As for Mack, well yeah I suppose in some world it's amusing to dismiss her past actions with her dad as some "crazy celeb" thing. Problem is, Ms. Phillips is stone cold sober and brilliant to boot. She's not doing it to sell books, and it angers me that anyone would even think that and/or laugh it off. As though incest were some sort of cheap joke or shock tactic. Not now, not never, people.

I have read Mack's memoir and it is one of the bravest pieces of writing I have ever experienced. I am sorry that a frank discussion of incest makes people uncomfortable, but guess what--that's the whole point. This is a woman so far gone in her addictions, so desperate for her father's attention and love that she allowed him to physically violate her. Which was not really that much of stretch given that he had been emotionally violating her all her life. Six words: "Not now honey, daddy's shooting up." Sends a shiver down your spine, right? Imagine being that little girl. The one who watched her dad do drugs, who learned how to shoot up from her own father.

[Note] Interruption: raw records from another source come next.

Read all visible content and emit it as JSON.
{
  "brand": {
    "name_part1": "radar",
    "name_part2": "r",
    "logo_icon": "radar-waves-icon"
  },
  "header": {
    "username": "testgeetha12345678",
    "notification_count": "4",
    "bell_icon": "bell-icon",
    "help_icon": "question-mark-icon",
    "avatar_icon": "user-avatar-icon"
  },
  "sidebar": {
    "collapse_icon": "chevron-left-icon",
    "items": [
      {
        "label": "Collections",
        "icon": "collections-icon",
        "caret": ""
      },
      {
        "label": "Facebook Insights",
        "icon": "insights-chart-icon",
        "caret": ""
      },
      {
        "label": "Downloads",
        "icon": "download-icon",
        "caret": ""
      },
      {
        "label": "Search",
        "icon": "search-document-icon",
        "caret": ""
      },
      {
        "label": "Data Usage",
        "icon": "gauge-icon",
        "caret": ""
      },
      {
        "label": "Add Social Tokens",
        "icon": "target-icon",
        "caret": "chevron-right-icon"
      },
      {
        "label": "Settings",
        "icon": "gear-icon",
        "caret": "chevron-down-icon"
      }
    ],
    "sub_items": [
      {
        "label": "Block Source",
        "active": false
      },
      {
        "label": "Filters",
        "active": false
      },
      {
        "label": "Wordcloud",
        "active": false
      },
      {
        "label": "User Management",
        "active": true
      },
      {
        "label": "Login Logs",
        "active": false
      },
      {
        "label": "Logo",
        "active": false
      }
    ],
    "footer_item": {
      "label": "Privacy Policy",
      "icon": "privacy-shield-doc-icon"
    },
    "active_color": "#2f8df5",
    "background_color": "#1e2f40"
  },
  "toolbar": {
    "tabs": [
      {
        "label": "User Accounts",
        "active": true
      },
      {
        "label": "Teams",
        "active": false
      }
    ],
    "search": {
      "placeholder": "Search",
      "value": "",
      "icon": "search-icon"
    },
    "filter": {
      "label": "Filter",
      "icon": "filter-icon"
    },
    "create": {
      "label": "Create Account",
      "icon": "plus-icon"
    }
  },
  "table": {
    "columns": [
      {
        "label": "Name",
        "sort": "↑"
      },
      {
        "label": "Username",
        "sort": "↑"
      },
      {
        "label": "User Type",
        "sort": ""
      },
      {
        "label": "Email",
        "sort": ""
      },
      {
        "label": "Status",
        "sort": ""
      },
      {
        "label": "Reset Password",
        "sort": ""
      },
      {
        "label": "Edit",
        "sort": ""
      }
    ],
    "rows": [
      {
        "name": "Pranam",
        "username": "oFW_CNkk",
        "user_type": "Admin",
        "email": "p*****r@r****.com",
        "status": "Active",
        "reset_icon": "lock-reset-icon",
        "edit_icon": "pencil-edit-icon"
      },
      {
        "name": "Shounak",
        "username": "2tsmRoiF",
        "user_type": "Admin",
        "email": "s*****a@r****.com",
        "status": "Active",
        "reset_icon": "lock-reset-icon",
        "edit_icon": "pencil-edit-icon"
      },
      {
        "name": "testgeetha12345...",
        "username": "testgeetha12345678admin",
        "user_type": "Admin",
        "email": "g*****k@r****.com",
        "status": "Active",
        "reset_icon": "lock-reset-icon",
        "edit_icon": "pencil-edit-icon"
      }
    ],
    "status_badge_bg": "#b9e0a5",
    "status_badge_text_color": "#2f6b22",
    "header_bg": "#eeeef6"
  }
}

This is tough stuff, people. So yeah, it makes you uncomfortable and maybe you make a joke to cut the tension or ease your conscience or whatever. But let me assure you, if you have ever been that little girl who just wants daddy to pay attention, to listen, to show you he loves you just a little; if you are in enough pain you will do anything--anything. I am just as appalled as anyone at what happened to Ms. Phillips--and intellectually, I am repelled and disgusted, of course---but emotionally, I am right there with her. And I'm sorry if that's hard to understand, but she's not really doing it for the mainstream folks who have led (mostly) happy lives; she's doing it because there are other kids out there just as fucked up as she was who are enduring similar hellish situations and who need--desperately--for someone to listen, to care, someone who understands. She has done a very brave thing by telling this story, and if helps even one kid then she will have done her job.

So please read the book before you judge. Read with an open mind and an open heart and you will see the incidents in their context, will understand that this is not a lurid tale of debauchery but a heartbreaking saga of incredible pain and amazing triumph. It's a hell of a story, and she's a hell of a person.

As for Herr Direktor Polanski, it's going to be very hot where he's going.